Aber immerhin gibt es solche Verkäufe. Auch wenn wir seit einigen Monaten eine Seitwärtsbewegung beobachten. Die Nachfrage ist nicht mehr ganz so „heiß“ wie zum gleichen Datum im letzten Jahr. Auch sind die Mietsteigerungsphantasien deutlich skeptischer geworden. Hier sind Bremsspuren durch die Diskussion der Mietpreisbremse und die erfolgte Reduktion der Kappungsgrenze feststellbar. Auch gewöhnen sich die Menschen langsam an die Niedrigzinsen, die Inflationsangst sinkt. Das zuletzt gestiegene Vertrauen in die Aktienmärkte hat zudem Eigenkapital abgezogen, welches aktuell, als Folge der Ukrainekrise und ihrer Auswirkungen auf die Börsen, jedoch gerade wieder zurück kommt.
Mein Fazit:
Der Markt für Zinshäuser ist angebotsseitig nach wie vor eng. Dennoch werden die Nachfrager vorsichtiger und überlegter in ihren Entscheidungen. Der Rückgang von Eigenkapital und die mietrechtliche Debatte machen sich in längeren Vermarktungszeiträumen sowie überlegteren Kaufentscheidungen bemerkbar.
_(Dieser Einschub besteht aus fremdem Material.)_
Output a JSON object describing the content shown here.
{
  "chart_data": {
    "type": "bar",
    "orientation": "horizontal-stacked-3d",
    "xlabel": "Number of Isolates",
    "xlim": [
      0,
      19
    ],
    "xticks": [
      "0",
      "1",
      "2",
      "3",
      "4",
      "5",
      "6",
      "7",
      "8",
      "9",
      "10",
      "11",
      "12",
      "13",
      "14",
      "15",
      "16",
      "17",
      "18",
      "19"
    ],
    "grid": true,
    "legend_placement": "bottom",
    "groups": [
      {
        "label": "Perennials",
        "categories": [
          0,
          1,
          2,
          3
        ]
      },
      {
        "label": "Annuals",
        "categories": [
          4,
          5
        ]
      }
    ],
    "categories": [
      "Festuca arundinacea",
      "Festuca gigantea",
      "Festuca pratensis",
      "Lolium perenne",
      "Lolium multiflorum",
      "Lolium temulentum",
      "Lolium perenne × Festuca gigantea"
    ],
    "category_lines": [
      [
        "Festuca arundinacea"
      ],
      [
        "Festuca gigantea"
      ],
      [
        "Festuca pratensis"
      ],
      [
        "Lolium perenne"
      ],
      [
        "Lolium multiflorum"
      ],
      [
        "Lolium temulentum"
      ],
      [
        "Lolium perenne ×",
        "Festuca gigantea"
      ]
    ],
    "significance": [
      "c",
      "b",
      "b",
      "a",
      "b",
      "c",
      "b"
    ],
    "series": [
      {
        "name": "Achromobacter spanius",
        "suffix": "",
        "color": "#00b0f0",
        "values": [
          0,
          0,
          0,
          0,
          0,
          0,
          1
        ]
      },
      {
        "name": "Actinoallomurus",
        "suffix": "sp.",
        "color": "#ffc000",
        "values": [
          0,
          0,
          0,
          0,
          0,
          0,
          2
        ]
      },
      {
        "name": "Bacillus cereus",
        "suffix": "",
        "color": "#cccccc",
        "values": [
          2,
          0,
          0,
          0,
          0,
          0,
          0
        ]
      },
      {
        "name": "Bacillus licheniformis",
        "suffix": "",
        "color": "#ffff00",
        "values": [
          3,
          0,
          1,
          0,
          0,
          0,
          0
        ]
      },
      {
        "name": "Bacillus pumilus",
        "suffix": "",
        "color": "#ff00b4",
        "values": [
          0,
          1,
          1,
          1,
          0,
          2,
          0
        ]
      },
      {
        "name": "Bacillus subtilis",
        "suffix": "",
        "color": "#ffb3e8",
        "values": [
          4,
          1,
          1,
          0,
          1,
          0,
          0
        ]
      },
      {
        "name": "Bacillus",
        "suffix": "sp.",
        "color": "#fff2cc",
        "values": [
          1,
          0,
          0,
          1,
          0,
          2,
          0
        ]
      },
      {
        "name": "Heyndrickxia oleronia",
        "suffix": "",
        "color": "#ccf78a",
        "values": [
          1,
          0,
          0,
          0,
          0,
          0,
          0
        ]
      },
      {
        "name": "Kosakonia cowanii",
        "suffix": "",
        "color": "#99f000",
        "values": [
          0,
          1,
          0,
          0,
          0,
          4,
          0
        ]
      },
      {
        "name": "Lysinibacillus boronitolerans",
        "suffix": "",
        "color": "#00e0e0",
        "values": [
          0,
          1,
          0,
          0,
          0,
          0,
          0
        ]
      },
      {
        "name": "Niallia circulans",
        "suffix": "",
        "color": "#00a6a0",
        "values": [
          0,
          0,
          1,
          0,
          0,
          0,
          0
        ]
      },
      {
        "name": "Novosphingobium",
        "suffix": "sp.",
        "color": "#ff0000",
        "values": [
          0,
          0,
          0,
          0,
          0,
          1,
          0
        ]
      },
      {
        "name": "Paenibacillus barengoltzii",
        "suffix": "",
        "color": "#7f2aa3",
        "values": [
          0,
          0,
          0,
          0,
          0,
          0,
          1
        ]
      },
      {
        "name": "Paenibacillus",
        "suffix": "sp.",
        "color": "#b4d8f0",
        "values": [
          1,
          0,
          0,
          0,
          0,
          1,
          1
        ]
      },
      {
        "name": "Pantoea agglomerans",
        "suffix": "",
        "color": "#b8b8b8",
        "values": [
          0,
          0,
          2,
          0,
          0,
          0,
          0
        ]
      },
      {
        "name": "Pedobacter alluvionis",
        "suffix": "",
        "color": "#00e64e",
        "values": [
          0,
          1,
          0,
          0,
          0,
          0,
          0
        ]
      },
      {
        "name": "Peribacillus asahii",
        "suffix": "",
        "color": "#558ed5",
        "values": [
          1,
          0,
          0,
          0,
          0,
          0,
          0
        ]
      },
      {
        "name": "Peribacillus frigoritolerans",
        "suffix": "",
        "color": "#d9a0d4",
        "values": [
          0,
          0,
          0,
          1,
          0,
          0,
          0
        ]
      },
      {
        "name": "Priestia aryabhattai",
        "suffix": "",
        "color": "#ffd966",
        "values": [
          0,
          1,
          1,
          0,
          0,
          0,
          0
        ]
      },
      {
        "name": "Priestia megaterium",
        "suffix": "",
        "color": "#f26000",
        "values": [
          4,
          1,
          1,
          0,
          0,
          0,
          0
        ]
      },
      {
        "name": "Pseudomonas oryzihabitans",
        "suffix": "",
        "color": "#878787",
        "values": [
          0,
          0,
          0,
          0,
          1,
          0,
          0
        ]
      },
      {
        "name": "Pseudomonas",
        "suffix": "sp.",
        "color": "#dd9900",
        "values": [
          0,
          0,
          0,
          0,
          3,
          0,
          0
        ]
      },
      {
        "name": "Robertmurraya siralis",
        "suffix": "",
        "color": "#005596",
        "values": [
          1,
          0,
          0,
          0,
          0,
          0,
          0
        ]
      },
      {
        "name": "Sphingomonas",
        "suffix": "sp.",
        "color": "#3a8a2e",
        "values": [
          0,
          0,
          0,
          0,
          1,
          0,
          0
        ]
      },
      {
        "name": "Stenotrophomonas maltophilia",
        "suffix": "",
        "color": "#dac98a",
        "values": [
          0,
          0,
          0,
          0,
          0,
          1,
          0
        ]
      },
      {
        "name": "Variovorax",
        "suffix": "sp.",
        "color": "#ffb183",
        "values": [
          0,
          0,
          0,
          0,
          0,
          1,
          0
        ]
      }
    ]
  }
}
Auch die Mieten verharren auf „Peak“ und befinden sich in einer Stagnationsphase. Daher sind die wichtigen Verkaufsvervielfältiger in eine Seitwärtsbewegung eingetreten. Welche Richtung der Markt in den kommenden Monaten einschlägt, wird wesentlich von aktuellen konjunkturellen und geopolitischen Entwicklungen abhängen.
Also: Auf in den Herbst! Wir werden sehen, was das Jahresendgeschäft noch bringt. Rechtzeitig die Winterreifen aufziehen. Es könnte glatt werden.